- A group of state attorneys general could launch a joint antitrust probe into Big Tech as soon as next month, The Wall Street Journal reports.
- The probe could "dovetail" with a broad review of tech companies by the U.S. Department of Justice, according to the Journal.
- A new probe could bring additional pressure to some of the nation's largest tech firms, which are already facing scrutiny on the federal level.
A state-led antitrust probe of Big Tech firms could come as soon as next month, The Wall Street Journal reported, citing sources familiar with the situation.
The investigation would put additional pressure on large technology companies that are already facing scrutiny on the federal level. The U.S. Department of Justice announced plans in July to open its own broad antitrust review of Big Tech, though it did not name the companies on which it would focus. The state-led effort could "dovetail" with that of the Justice Department, according to the Journal.
The DOJ declined to comment on the report. Justice Department antitrust chief Makan Delrahim said in an interview with CNBC on Tuesday that there has been communication between the department and "a couple of dozen states."
News of the DOJ's investigation came shortly after reports that the agency had divided oversight of four of the country's largest tech firms with the Federal Trade Commission. Those companies reportedly included Facebook, Google, Apple and Amazon.
Amazon declined to comment. Google referred to economic policy director Adam Cohen's testimony to Congress last month. "We have helped reduce prices and expand choice for consumers and merchants in the U.S. and around the world," Cohen said then. "We have created new competition in many sectors, and new competitive pressures often lead to concerns from rivals. We have consistently shown how our business is designed and operated to benefit our customers."
Representatives from Facebook and Apple did not immediately return a request for comment.
Now, state attorneys general could target an unspecified group of large tech companies with civil investigative demands, similar to subpoenas, according to the Journal.
States had already begun to take matters into their own hands by calling for tougher oversight and enforcement by the DOJ and FTC. In June, attorneys general from 39 states along with the District of Columbia, Guam and Puerto Rico signed a letter to the FTC urging the agency to consider a broad range of factors in determining consumer harm.
In July, AGs from eight states, including New York, Texas, Arizona and Louisiana, met with U.S. Attorney General William Barr to discuss their antitrust concerns about Big Tech, according to Politico. It's unclear how many states will participate with the joint probe, but one person familiar with the effort told the Journal as many as 20 state attorneys general could join.
The office of North Carolina Attorney General Josh Stein told CNBC in a statement he "is participating in bipartisan conversations about this issue."

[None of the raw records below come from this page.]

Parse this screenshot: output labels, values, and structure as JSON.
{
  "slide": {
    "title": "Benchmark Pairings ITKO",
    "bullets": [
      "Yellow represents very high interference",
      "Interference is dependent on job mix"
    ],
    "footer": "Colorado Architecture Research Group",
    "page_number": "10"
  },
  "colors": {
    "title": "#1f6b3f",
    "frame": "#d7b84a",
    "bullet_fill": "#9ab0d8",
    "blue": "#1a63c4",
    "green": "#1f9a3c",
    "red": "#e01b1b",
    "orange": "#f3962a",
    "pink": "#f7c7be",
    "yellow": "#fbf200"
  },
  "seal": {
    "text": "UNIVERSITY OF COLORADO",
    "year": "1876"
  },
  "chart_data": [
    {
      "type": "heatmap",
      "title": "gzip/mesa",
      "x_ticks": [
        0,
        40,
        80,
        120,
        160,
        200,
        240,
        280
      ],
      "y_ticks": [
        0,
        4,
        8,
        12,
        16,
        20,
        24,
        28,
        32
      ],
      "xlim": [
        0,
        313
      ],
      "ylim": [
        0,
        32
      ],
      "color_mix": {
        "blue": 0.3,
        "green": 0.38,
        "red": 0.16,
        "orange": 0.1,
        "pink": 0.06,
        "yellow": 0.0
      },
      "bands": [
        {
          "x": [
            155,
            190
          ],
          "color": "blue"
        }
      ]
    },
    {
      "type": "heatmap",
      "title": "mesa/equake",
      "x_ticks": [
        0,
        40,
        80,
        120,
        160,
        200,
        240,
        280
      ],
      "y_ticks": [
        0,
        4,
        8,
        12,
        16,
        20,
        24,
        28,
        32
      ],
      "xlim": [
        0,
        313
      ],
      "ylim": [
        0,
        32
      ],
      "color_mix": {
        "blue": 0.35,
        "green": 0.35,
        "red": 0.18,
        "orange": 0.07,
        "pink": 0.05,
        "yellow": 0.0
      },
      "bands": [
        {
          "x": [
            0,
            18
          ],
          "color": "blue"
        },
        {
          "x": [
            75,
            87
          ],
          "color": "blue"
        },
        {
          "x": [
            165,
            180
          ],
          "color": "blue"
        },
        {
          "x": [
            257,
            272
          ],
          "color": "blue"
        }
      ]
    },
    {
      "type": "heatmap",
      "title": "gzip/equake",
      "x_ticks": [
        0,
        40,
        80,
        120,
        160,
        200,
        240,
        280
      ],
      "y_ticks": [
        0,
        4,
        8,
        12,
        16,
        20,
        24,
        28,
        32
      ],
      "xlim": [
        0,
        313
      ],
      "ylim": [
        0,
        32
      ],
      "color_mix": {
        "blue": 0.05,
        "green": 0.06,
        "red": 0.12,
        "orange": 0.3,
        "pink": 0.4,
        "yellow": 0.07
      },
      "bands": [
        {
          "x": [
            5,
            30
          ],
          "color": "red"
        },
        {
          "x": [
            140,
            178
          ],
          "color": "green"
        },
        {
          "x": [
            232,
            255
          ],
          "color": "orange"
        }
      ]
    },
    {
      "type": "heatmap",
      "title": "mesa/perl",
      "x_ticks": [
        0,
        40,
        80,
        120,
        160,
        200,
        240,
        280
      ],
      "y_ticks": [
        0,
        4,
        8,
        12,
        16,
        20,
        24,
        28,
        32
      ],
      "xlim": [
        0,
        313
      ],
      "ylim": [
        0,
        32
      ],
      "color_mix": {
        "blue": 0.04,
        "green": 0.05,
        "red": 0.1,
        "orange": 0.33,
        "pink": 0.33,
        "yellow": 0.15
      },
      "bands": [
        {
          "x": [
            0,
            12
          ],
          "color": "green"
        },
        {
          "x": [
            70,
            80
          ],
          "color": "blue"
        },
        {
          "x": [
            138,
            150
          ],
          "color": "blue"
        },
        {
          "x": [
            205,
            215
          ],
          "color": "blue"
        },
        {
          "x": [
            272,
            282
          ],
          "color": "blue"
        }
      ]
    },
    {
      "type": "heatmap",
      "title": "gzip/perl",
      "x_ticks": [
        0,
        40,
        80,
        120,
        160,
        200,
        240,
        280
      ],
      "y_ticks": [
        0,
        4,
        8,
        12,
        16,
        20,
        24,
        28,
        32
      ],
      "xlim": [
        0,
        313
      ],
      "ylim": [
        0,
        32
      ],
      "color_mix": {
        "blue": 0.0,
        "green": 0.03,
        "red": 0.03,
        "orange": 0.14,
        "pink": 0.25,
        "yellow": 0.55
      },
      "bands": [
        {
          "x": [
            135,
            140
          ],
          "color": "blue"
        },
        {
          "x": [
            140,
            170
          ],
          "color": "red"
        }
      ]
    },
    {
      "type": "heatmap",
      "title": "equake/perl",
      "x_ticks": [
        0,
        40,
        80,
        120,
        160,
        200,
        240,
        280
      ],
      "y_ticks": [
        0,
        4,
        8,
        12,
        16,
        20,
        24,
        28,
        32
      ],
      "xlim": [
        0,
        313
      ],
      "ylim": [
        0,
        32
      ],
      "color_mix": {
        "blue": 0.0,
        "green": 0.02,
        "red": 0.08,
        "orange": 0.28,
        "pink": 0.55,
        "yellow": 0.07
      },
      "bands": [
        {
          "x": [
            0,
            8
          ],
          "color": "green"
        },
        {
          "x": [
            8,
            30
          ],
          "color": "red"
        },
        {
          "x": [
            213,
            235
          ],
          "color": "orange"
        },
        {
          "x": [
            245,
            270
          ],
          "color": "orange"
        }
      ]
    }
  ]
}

A spokesperson from the office of New York Attorney General Letitia James said in a statement, "we continue to engage in bipartisan conversations about the unchecked power of large tech companies. We must ensure we protect competition, protect our economy, and protect consumers. The Attorneys General involved have concerns over the control of personal data by large tech companies and will hold them accountable for anticompetitive practices that endanger privacy and consumer data."
In a statement, Mississippi Attorney General Jim Hood said states are addressing antitrust concerns through the recently-formed Tech Industry Working Group.
"I continue to be concerned with the aggregation of data in the hands of a few and am always watchful of any monopoly. As attorneys general, we need to evaluate and address specific conduct, utilizing our existing antitrust and consumer protection laws," Hood said.
Representatives for attorneys general in D.C., Nebraska and California declined to comment on the report.
Even as some probes begin to reach their conclusions, it's clear lawmakers and government officials are not ready to stop scrutinizing the rise to power of large technology companies. Last month, on the day that the FTC announced its record $5 billion settlement with Facebook over the company's privacy policies, Facebook disclosed the agency had launched a new antitrust investigation into its business.
Several lawmakers and regulators, including two of the FTC's dissenting commissioners, criticized the Facebook ruling as weak. Given that the $5 billion fine represented about 9% of Facebook's 2018 revenue, Rep. David Cicilline, D-R.I., chairman of the House antitrust subcommittee, called the settlement "a slap on the wrist."
State attorneys general have played an important role in past antitrust rulings, including the case against Microsoft, which was brought by a coalition of states alongside the Justice Department. The case, which was focused on a single company rather than a broad group, resulted in some concessions from Microsoft to make its software more open to third-party developers.